Rumsfeld, in fact, gave Goldwin his first political appointment. Nixon had appointed Rumsfeld as ambassador to NATO, and Rumsfeld hired Goldwin as an assistant. Later, after Nixon resigned, Rumsfeld brought Goldwin to the White House officially as a "special consultant," although his unofficial titles in the media included "the president's professor" and "Gerald Ford's ideas broker." Long-serving Ford speechwriter Robert Hartmann, who did not like Goldwin (or Rumsfeld and Cheney, all of whom he thought of as interlopers), sneeringly referred to Goldwin as "Rumsfeld/Cheney's resident 'intellectual.'"
Goldwin, for his part, did not even like the word intellectuals, describing them "as people who have a real distaste, sometimes even contempt, for the commonsense approach, which is fundamentally the political approach." As a result, Goldwin felt that "'intellectuals' don't have much that is helpful to say to people who have to run the government." For these reasons, Goldwin sought to bring Ford in contact with "commonsense" thinkers, rather than those of the best and the brightest school who had been dominant in the Kennedy and, to a lesser degree, Johnson administrations.
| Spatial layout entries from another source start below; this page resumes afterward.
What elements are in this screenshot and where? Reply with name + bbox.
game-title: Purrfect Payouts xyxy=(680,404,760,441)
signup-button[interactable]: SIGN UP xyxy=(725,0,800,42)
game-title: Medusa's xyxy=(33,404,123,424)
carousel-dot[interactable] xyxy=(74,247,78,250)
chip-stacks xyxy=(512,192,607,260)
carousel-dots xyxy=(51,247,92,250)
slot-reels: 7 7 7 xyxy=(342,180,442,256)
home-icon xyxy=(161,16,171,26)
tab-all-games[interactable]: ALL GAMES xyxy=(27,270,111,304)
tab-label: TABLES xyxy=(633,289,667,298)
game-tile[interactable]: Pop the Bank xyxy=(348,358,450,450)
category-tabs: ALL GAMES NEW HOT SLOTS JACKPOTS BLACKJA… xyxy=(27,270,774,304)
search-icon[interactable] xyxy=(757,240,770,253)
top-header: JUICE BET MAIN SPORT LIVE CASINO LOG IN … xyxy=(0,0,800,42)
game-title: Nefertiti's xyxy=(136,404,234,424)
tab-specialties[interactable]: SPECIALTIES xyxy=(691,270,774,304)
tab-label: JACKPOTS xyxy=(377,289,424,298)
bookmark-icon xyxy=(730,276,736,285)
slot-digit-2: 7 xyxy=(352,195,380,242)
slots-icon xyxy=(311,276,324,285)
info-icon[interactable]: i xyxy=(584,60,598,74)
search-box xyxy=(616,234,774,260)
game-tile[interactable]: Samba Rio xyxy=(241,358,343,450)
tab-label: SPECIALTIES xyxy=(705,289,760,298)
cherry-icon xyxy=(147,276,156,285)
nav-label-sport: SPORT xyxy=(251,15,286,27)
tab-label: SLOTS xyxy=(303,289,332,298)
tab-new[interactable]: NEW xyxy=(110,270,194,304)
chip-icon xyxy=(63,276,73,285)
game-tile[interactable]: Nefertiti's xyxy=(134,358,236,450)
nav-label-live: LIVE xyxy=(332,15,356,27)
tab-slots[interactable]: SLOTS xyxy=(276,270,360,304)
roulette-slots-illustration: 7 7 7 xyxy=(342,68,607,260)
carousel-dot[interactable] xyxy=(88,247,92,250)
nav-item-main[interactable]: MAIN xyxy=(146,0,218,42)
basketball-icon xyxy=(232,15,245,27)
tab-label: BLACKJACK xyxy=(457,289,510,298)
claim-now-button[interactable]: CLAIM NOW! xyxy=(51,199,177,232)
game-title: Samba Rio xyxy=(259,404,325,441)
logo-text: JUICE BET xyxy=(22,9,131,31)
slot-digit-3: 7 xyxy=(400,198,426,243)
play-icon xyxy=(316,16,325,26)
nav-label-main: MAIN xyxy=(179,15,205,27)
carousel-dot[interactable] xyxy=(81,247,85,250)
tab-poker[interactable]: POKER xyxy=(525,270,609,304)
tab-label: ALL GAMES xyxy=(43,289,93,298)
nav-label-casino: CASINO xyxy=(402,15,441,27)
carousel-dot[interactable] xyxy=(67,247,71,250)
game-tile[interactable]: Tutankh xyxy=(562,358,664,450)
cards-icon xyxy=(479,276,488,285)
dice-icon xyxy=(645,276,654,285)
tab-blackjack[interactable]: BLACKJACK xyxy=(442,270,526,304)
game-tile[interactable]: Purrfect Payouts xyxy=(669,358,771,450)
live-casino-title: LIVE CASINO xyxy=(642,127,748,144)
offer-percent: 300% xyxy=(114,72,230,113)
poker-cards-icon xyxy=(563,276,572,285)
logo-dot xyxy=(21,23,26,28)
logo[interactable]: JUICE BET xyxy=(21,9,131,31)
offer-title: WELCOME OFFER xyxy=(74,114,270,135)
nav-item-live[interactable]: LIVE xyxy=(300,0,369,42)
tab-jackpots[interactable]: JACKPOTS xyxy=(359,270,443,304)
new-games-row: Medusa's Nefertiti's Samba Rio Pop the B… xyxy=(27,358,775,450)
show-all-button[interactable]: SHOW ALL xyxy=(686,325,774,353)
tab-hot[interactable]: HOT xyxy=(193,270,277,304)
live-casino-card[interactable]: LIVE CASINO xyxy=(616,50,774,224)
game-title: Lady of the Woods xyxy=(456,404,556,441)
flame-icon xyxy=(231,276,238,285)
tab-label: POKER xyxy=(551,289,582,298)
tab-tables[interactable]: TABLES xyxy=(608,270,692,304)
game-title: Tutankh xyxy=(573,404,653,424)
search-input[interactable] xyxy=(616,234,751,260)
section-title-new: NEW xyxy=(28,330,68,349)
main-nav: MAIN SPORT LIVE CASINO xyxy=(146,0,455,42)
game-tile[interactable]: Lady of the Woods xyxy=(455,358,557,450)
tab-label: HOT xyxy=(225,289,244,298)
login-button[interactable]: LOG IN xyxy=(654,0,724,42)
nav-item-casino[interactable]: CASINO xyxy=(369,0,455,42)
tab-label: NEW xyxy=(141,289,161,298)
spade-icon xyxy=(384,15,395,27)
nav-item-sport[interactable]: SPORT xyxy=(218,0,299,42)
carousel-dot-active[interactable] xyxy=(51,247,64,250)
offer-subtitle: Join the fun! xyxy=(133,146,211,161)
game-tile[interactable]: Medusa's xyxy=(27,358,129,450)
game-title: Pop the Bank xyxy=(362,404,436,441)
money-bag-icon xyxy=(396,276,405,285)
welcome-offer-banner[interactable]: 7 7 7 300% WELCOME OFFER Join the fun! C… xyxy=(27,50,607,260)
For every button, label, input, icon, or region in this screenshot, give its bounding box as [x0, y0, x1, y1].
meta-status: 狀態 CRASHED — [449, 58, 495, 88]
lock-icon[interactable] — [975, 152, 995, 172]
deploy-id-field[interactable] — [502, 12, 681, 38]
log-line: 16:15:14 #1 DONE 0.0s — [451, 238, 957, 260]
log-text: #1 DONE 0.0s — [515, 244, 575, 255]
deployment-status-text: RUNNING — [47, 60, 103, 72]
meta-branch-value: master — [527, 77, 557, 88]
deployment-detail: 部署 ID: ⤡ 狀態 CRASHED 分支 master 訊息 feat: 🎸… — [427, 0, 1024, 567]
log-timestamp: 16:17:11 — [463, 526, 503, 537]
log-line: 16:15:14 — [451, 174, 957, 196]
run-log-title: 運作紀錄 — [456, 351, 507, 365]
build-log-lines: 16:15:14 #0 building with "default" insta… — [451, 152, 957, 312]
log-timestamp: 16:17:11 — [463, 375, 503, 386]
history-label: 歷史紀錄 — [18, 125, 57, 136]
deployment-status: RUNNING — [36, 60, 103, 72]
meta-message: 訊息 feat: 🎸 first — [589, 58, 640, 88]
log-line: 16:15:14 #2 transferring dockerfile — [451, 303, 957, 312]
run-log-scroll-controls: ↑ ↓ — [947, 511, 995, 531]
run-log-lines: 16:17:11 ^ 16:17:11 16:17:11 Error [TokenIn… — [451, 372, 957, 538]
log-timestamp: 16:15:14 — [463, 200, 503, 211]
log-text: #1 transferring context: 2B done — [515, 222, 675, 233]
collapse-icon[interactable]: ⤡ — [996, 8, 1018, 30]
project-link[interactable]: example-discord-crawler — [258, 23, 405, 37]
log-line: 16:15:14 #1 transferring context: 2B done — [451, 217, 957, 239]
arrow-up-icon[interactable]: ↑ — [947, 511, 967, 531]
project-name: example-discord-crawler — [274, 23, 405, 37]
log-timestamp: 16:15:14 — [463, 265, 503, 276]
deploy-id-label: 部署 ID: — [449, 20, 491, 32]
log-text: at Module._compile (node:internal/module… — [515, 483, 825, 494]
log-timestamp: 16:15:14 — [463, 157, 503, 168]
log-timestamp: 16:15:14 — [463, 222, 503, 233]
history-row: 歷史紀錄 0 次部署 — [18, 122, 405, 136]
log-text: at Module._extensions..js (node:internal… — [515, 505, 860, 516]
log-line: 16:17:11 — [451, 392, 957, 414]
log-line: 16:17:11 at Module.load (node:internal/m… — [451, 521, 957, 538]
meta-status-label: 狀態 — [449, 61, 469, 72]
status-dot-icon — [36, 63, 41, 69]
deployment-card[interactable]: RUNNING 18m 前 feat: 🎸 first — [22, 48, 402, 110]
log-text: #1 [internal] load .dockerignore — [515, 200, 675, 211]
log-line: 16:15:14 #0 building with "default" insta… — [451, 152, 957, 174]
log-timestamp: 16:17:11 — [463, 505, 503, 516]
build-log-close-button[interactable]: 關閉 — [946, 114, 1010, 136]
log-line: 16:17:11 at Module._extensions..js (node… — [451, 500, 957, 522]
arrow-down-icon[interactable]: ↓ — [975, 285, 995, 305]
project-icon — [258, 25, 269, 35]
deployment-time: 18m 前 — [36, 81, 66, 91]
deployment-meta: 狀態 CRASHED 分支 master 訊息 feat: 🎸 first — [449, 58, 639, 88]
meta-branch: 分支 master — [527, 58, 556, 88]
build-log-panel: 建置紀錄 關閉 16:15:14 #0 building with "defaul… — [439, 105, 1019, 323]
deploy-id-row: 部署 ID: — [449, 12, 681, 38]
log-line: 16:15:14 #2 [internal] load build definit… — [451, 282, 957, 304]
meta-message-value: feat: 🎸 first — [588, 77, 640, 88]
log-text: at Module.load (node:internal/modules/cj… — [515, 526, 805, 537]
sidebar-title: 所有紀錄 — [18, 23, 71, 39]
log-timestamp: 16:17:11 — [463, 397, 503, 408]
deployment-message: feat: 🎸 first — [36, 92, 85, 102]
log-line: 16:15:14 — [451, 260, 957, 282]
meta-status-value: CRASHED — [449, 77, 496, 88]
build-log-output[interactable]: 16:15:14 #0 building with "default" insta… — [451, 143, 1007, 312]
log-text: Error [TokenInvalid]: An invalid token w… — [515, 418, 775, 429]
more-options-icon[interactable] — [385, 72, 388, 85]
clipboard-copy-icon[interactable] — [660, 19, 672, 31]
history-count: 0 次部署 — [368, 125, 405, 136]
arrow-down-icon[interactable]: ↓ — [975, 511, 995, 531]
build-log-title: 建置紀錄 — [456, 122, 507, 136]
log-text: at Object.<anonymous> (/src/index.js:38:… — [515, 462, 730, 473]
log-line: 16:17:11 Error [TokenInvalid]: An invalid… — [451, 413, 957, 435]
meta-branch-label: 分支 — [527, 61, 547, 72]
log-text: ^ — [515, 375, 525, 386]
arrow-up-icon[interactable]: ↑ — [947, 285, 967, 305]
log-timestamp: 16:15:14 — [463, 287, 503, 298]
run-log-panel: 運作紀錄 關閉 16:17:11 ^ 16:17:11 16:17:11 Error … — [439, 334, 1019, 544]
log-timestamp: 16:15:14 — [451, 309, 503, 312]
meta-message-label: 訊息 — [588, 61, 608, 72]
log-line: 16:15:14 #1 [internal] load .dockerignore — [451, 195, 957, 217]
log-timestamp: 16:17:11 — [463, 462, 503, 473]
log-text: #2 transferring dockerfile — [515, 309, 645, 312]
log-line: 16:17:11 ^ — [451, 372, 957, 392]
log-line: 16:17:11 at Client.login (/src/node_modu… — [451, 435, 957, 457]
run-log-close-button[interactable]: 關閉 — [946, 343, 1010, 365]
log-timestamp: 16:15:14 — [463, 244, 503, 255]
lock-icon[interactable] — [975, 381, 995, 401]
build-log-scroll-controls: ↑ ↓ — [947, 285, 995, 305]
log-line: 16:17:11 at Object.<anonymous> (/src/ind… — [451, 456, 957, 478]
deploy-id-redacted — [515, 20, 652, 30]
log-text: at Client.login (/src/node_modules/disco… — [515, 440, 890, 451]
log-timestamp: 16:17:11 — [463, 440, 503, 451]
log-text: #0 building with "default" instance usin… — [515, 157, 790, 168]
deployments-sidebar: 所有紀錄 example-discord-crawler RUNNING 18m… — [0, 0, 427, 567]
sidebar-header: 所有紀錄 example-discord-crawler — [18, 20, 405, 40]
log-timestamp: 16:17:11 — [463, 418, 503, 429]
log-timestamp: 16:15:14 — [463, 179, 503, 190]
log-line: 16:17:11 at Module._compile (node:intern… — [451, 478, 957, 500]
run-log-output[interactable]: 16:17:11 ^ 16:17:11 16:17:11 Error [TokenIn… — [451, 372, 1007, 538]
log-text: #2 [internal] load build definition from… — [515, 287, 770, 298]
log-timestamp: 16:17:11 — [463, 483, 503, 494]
In addition to his skepticism of many intellectuals and his sharp eye for talent, another one of Goldwin's strengths was his deft ability to handle entreaties from other conservative luminaries who wanted an audience with the president. At one point, Hudson Institute founder Herman Kahn wrote to Goldwin that he had heard "from Irving Kristol that you are in charge of moving intellectual ideas into the White House. I have lots of them. Should we get together?" To this, Goldwin wisely replied, "Of course we should get together," which was the only possible correct response. In this, Goldwin managed not to offend Kahn, but he also did not commit the White House to anything, either.
When Claremont-McKenna professor Harry Jaffa — who was a West Coast Straussian, in contrast to Goldwin's East Coast Straussianism — complained that Goldwin did not reply quickly enough to his letters, Goldwin had a ready reply: "You wrote to me in July 1973 that President Nixon should resign — and he did. What better results can you expect from a single letter?" Goldwin's response mollified the famously argumentative Jaffa, who wrote back that "had I known that you, armed with my letter, were busy persuading President Nixon to resign, I would not have allowed that complaining tone to creep into my letter."
Goldwin was the first conservative to serve as intellectual liaison in a modern White House. As Jack Pitney described his role, "Goldwin was less a liaison to the general academic community than an ambassador to the rising conservative counter-establishment." Richard Nixon had thought about cultivating the nascent conservative intellectual movement, but he had hired Pat Moynihan, a Democrat with neoconservative tendencies, to serve as his intellectual liaison. In Goldwin, Ford hired the real thing. Goldwin was a little-noted but crucial figure in the development of a mature conservative movement. The thinkers and ideas he brought in to the Ford White House were part of a growing conservative intellectual movement that received an extra shot of legitimacy and visibility by obtaining such high-level White House attention.
Even Goldwin's departure from the White House served a role in advancing the status of conservative's intellectual institutions. While his predecessors as White House intellectual liaisons, such as Arthur Schlesinger and Eric Goldman, later returned to the cozy confines of academia, Goldwin blazed what was at the time a new path, leaving the White House to join a think tank, the American Enterprise Institute. Where he went, many successors later followed. He will be missed.